Dengan anggukan kecil dari pria yang memegang pistol, dua pria lainnya tiba-tiba mulai menendang pria tak berdaya di tanah berulang kali.

Berkali-kali, pria itu berteriak atau mengerang dengan setiap pukulan, mencoba melindungi dirinya dari penyerang, tapi dia terlalu lemah untuk melawan dan terlalu lambat untuk bangkit dan lari. Jantungku berdetak sangat keras di dadaku dan aku bertanya-tanya mengapa mereka tidak bisa mendengar suaranya. Mereka terus menyerang sampai pria itu tidak bergerak dan sekarang tidak bisa dikenali lagi karena darah dan memar yang menutupi wajahnya.

Aku perlu memanggil bantuan, aku bisa merasakan beratnya ponsel di sakuku tapi aku benar-benar membeku di tempat. Aku hanya tetap di sana, berjongkok dan tersembunyi sambil menyaksikan hidup seseorang dipukuli keluar dari dirinya. Setelah apa yang terasa seperti selamanya, dua pria itu akhirnya berhenti menyerang dan kemudian pria terbesar dari ketiganya maju.

"Tidak! Tolong jangan lakukan ini!" Pria itu memohon dengan panik.

Pria itu mengangkat pistolnya sehingga berada di tengah-tengah dahi pria yang di lantai. Dia hanya menahannya di sana sejenak, membiarkan ketakutan akan kematian menumpuk dalam diri pria di tanah.

"Hai," wanita itu berbicara untuk pertama kalinya sejak aku tiba.

"Jangan merasa harus melakukan ini, aku baik-baik saja jika kamu hanya ingin pergi. Dia sudah lebih dari belajar pelajarannya."

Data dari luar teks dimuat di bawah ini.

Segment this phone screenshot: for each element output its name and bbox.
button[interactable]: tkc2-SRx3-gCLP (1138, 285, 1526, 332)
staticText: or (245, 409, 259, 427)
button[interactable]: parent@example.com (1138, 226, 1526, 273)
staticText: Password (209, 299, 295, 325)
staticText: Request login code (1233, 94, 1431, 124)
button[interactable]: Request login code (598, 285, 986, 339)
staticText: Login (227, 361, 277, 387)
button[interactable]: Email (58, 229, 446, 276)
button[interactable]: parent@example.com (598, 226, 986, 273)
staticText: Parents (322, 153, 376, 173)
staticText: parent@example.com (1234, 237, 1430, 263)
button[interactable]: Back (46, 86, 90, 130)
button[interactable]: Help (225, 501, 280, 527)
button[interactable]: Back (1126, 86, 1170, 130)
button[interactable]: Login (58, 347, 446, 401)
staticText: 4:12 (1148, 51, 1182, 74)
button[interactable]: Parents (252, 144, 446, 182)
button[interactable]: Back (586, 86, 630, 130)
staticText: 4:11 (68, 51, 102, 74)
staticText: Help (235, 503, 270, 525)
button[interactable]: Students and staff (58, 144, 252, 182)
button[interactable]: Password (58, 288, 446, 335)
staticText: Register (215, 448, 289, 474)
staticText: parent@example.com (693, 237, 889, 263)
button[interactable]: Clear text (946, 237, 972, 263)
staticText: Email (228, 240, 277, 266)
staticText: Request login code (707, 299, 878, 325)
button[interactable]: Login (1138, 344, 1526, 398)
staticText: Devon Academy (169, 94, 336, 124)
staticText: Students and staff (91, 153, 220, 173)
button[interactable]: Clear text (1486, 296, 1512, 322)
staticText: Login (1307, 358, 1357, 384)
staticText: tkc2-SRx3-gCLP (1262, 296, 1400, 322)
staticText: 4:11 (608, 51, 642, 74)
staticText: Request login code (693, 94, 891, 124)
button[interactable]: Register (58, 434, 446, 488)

Pria yang memegang pistol mengarahkan kepalanya ke arah wanita itu, menggumamkan sesuatu tapi suaranya sangat dalam dan rendah sehingga aku tidak bisa memahami apa yang dia katakan padanya. Wanita itu hanya melihat dan perhatiannya kembali ke pria yang menangis di tanah.

Aku benar-benar harus melakukan sesuatu untuk menghentikan ini, apa saja selain hanya berdiri di sini tapi aku tidak melakukannya. Aku menggeser tubuhku sedikit dan menyadari bahwa aku sekarang bisa bergerak namun tetap saja, aku tidak melakukan apa-apa untuk membantu pria ini.

Entah kenapa, sisi gelap diriku yang bahkan aku tidak tahu ada merasa lebih dari oke dengan pikiran bahwa dia mati. Tidak perlu menjadi jenius untuk menebak apa niatnya dan karena alasan itu, aku tetap diam. Tidak ada penjelasan yang bisa membenarkan mengambil keuntungan dari orang lain, jadi meskipun aku sekarang bisa bergerak, aku tidak memanggil bantuan.